HOUSTON (CN) – The sun had finally broken in Houston after four days of deluge from Hurricane Harvey. Dana Cutts stood outside watching water that had flooded her front yard drain down her driveway.
“And we were saying we dodged a bullet and then all of a sudden the water started coming right back up again,” she said.
Her home is on Buffalo Bayou. Houston’s main waterway, its flow is controlled by outlets in two earthen dams 20 miles west of downtown. The U.S. Army Corps of Engineers built the dams in the 1940s.
Harvey’s biblical rainfall in August 2017 led the Corps of Engineers to do an “induced surcharge,” opening up the gates as far they could go and letting the water flow, something the agency had never done in the history of managing the Addicks and Barker Reservoirs.
The agency was following a water control manual, a guide for operating the reservoirs it adopted in the 1960s, which called for the gates to be opened when reservoir pools reached a certain level.
The Corps increased the normal 2,000 cubic feet per second rate of release from the dams to 13,000, and Buffalo Bayou came calling in the home Cutts and her husband had owned since 1976 with no flooding.
“We did not flood until the whole storm was over. … We were out nine months. We only got 5 to 8 inches, but it was enough to wreck the whole house,” Cutts said at the Houston federal courthouse Wednesday.
Cutts’ home is one of 13 test properties selected as a sample in a class action out of more than 1,000 home and business owners who sued the federal government in the U.S. Court of Federal Claims.
They say Uncle Sam must compensate them for the up to 12 days the Corps stored water on their private property, displacing them before it drained off and they returned to muck out their flooded homes.
They are making their case under the Fifth Amendment’s Takings Clause, which lets the federal government take private property for public use if it provides “just compensation.”
Though there’s no doubt Harvey was a natural disaster, the plaintiffs’ attorney David Frederick argued at a hearing on cross claims for summary judgment Wednesday that the downstream release was a standard nonemergency procedure for the Corps, which even had models that told them down to the house, block and street who would flood when it released the water.
“So there can’t be any question as to intent and foreseeability,” he said, citing a factor needed to win a takings claim under U.S. Supreme Court precedent. He said if the Corps would have kept the gates closed, none of the downstream properties would have flooded.

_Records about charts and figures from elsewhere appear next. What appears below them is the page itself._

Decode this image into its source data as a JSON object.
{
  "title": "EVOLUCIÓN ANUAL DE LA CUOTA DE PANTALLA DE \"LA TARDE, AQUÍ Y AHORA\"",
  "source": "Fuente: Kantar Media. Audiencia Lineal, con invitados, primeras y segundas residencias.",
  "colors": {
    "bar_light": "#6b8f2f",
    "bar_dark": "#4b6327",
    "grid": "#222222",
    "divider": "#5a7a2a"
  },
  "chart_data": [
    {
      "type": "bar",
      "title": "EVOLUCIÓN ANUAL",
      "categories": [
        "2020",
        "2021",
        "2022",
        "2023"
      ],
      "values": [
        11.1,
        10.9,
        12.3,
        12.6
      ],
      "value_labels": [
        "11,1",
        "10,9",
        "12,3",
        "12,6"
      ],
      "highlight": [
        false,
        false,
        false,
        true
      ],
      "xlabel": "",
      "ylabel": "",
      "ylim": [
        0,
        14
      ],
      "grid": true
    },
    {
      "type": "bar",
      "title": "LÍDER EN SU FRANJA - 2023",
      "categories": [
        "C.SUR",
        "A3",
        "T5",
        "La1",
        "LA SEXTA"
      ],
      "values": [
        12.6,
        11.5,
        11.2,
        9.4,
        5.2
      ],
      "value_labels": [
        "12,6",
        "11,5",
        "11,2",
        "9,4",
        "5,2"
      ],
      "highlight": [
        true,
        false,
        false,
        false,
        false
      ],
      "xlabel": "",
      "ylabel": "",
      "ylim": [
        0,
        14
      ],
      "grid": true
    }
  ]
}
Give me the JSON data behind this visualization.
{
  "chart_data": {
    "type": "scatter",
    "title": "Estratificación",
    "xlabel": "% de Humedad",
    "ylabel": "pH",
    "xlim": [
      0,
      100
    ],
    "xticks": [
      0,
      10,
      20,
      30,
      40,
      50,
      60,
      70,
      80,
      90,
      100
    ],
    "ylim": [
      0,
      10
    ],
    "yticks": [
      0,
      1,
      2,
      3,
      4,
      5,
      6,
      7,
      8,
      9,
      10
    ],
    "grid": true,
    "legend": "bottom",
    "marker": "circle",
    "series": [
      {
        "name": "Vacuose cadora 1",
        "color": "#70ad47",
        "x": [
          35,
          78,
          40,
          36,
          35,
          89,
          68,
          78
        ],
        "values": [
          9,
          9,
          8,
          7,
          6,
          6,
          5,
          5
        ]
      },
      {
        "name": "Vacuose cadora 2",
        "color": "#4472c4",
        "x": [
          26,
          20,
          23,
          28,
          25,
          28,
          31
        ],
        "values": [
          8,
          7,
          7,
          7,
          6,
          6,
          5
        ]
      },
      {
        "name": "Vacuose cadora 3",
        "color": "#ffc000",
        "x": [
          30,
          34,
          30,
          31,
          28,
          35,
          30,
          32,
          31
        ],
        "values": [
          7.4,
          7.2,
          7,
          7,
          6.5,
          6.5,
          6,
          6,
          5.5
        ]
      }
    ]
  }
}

But as Cutts said in an interview Wednesday, for the government it was “damned if you do, damned if you don’t.”
It is also facing similar claims from dozens of Houstonians who sued because the water pooled behind the dams and flooded their homes. They are waiting for a ruling from Federal Claims Judge Charles Lettow, who heard closing arguments in September.
Federal Claims Judge Loren Smith is presiding over the downstream case. Early in a three-hour hearing before 100 people packed in the gallery Wednesday, he seized on the government’s no-win situation.
“There’s an anomaly because if the government opens the gates it gets sued by the downstream people. If it doesn’t, it gets sued by the upstream. It’s odd whatever the government does is taking because it built a dam to control flooding,” he said.
Frederick said, “Does the government shoot itself in the left foot before the right foot? And that’s what they did.”
“If they hadn’t done anything they wouldn’t have shot themselves in either foot,” Smith said.
Both the upstream and downstream litigants say the government erred by not buying enough land for the reservoirs, which are usually dry and empty as the Corps only impounds water in them from sustained rains, to keep surrounding properties dry.
Department of Justice attorney Kristine Tardiff said the property owners are using the wrong causation standard because they are basing their claims on what would have happened if the Corps had kept the gates closed as compared to opening them up.
“The proper comparison … is what would have happened without the project in place,” she said.
She said the flooding was inevitable – before the dam gates were opened homes upstream and downstream were flooding, and without the dams it would have been worse.
But Smith was skeptical.
“That’s an impossible standard because it’s very hard and speculative to figure out what would have happened, a standard guaranteed to fail,” the judge said.
Frederick agreed. He’s with the Washington D.C. firm Kellogg, Hansen, Todd, Figel & Frederick.
“All of us when we buy homes, we don’t expect we’ll have to go into ancient history to find out what would have happened if a government project was not done,” he said.
Smith said he’ll take the matter under consideration, but that he’d rather not have to rule. “I think it’s an ideal case for settlement,” he said. “One thing that makes a settlement easier is when it’s about money. This is about money.”
Smith said the case is not black and white and does not call for a clear-cut victory for either the property owners or the government. “I think it’s somewhere in between,” he said.
He ordered the parties to hold a settlement meeting next week and another in the first two weeks of next month.
Garland Robinson said after the hearing his insurance did not cover his home’s damage and he and his wife had to take out a loan to cover repairs. He hesitated when asked what settlement amount would make him happy.
“If I had to put a price on it?” he said. His wife grabbed his arm.
“We don’t know,” Ruth Robinson said.